I really liked 'SpaceTrucker's suggestion, that sometimes problems are solved by moving the abstraction to a different level :)

But if your original design makes more sense (which only you can tell, based on your feel of the spec) - then IMHO one can either: 1) Keep your approach of "loading everything into StrategyParameter" 2) Or move this responsibility to the Strategy

For option (2), I assume there's some common entity (account? customer?) from which one can deduce the department/country. Then you have "CountryClerkResolver.resolveClerk(String accountId)" which would look up the country.

IMHO both (1),(2) are legitimate, depending on context. Sometimes (1) works for me, because all params (department+country) are cheap to pre-load. Sometimes I even manage to replace the synthetic 'StrategyParameter' with a business-intuitive entity (e.g. Account). Sometimes (2) works better for me, e.g. if 'department' and 'country' required separate and expensive lookups. It becomes especially noticed with complex params - e.g. if a strategy selects clerks based on their scores in 'customer satisfaction' reviews, that's a complex structure which shouldn't be loaded for simpler strategies.

Answer 4

Let us start by assuming that your code is based on a simple if-else-if blocks.

In such a scenario, you will still need to have all the required inputs upfront. There is no getting around it.

By using the strategy pattern, you start decoupling your code - i.e., you define the base interface and concrete implementation.

Just having this design isn't good enough, because you still need to have an if-else-if block.

At this point, you can look at the following design changes:

1. Use a factory pattern to load all the available strategies from this system. This could be based on meta information, like the Service Loader pattern that is available in the JDK.

2. Identify a strategy by which you can query the available implementations to find out if they can handle the given input set of parameters. This can be as simple as canYouResolve(input) != null. By doing this we change from an if-else-if block to an for-each loop.

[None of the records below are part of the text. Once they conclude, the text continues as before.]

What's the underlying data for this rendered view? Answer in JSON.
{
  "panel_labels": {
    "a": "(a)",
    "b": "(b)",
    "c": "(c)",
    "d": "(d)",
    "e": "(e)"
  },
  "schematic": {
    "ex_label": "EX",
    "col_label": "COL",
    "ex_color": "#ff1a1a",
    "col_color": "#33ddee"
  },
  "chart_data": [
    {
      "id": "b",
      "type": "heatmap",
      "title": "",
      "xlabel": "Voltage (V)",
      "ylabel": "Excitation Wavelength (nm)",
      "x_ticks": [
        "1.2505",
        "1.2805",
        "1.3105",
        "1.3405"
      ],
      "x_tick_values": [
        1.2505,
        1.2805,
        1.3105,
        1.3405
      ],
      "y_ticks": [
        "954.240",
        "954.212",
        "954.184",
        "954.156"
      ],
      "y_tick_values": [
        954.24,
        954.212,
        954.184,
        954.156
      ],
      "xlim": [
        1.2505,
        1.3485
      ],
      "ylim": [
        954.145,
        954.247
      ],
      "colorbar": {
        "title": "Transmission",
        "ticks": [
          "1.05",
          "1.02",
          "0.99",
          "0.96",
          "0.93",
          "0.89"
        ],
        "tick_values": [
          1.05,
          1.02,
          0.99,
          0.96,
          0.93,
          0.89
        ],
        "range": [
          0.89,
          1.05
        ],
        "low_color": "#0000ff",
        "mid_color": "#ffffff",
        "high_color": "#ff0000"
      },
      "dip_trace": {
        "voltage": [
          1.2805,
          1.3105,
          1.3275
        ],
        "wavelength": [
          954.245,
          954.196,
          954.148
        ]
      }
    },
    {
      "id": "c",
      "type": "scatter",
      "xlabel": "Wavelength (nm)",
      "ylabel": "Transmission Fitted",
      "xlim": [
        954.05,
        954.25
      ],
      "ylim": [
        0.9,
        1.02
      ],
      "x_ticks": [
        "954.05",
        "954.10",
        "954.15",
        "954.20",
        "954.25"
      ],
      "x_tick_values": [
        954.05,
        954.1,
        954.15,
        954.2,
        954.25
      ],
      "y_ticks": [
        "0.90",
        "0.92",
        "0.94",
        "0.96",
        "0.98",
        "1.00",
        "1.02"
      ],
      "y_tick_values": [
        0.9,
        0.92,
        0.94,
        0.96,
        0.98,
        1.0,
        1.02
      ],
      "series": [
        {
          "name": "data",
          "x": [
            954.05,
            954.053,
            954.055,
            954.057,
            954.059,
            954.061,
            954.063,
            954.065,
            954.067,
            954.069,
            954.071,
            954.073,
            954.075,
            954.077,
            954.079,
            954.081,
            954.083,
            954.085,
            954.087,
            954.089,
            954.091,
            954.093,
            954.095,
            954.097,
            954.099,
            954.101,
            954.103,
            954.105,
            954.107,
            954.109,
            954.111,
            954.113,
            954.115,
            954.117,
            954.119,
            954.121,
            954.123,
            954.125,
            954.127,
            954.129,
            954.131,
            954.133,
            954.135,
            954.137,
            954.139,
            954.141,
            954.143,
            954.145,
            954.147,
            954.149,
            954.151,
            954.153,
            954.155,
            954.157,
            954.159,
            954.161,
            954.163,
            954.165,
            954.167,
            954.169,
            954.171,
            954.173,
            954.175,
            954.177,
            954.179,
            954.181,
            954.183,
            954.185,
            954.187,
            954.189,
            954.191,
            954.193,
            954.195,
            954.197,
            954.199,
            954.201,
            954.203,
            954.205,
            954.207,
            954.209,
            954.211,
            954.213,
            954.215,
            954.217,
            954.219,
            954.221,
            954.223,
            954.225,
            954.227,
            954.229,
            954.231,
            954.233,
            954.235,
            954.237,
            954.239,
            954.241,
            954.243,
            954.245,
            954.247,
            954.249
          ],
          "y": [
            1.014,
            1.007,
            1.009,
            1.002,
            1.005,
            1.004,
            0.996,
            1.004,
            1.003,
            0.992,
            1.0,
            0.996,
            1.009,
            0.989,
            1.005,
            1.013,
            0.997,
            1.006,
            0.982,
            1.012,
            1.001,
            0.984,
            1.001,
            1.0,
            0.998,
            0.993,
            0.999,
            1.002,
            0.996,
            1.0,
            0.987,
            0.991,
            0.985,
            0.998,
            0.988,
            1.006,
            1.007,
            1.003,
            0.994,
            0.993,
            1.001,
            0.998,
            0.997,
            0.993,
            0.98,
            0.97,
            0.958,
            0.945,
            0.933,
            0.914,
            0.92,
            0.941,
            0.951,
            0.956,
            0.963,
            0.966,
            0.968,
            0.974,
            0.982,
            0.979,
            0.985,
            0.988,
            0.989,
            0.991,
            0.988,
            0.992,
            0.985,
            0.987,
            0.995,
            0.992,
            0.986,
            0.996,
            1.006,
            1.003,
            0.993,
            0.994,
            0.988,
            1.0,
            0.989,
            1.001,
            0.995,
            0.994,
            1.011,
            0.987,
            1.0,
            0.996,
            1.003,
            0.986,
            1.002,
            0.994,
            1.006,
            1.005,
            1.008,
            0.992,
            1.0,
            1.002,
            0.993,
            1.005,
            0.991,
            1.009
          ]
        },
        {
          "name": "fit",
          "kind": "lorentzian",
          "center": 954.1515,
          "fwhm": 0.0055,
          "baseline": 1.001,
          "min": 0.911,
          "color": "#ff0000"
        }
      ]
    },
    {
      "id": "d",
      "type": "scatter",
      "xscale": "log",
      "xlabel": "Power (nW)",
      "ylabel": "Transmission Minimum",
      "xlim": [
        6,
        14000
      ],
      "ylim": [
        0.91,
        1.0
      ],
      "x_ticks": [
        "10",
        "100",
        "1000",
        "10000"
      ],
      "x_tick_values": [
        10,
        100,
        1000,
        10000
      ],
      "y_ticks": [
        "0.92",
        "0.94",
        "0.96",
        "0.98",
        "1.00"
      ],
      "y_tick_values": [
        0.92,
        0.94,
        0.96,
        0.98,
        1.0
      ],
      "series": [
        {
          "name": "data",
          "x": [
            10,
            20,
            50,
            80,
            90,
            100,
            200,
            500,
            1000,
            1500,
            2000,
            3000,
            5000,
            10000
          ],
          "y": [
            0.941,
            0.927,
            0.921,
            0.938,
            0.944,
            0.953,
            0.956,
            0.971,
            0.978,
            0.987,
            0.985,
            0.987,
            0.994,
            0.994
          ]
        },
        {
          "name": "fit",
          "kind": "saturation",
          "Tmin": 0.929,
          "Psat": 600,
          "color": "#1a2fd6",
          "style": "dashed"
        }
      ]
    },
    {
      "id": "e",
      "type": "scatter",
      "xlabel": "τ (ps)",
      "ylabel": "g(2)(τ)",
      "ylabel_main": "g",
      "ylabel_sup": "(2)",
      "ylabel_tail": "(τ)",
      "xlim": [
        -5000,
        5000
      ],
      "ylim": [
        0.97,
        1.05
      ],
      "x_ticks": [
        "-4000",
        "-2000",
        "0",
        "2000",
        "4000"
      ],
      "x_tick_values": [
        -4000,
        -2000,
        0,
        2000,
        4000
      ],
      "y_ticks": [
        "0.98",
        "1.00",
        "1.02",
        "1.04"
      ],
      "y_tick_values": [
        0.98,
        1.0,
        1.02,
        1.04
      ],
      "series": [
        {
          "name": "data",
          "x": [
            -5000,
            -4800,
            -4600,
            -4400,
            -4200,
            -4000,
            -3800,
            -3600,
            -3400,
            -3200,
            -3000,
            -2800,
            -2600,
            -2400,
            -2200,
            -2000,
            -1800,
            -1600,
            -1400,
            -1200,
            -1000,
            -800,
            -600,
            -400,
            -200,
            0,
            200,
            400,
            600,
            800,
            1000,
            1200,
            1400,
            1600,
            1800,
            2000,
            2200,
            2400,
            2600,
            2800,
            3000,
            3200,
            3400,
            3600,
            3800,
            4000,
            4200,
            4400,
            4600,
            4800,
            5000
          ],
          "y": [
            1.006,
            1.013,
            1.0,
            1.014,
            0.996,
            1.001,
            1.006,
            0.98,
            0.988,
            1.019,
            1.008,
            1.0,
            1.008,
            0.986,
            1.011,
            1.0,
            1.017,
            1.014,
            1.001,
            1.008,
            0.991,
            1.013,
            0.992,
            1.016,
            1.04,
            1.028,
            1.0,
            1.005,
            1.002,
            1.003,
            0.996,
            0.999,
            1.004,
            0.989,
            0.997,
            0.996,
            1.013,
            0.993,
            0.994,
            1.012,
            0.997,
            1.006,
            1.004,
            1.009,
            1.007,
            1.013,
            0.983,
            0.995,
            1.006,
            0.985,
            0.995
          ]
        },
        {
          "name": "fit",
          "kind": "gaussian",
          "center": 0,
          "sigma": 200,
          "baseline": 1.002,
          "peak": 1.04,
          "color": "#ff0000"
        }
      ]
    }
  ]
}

3. In your case, you have a Default Implementation as well. So, let us say that the default implementation is part of your module and the other strategies are coming in from the other jars (that get loaded via the ServiceLoader from point 1).

4. When your code kicks-in, you first look for all available strategies; ask them if they can handle the current scenario; if none of them can handle it, then use the default implementation.

If for some reason, you have more than one resolver being able to handle a particular input, you should consider defining a priority for those resolvers.

Now, coming to the input parameters, can these parameters be derived from some input object? If so, then why not send that input object itself to the resolver.

Note: This is very similar to how the JavaEE ELResolver works - In that case, the code marks the EL as resolved, thereby informing the root class that resolution is complete.

Note: If you think the service loader is too heavy, then look at searching for all META-INF/some-file-that-you-like to identify the resolvers that are available in the system.

From my own experience, most of the times, you end up writing code that mixes patterns to achieve the use case at hand.

Hope this helps your scenario.

Answer 5

Since Java is statically typed, one good way of simulating dynamic objects is by using a Map. I would do this for passing dynamic parameters to my resolvers:

class StrategyParameter extends Map {} 
// Map could be used directly, but this make the code more readable

Then, my strategy pattern becomes: interface ClerkResolver { String resolveClerk(StrategyParameter strategyParameter); }

class DefaultClerkResolver implements ClerkResolver {

    public String resolveClerk(StrategyParameter strategyParameter) {
        // strategyParameter.get("department");
    }
}

class CountryClerkResolver implements ClerkResolver {

    public String resolveClerk(StrategyParameter strategyParameter) {
        // strategyParameter.get("country");
    }

}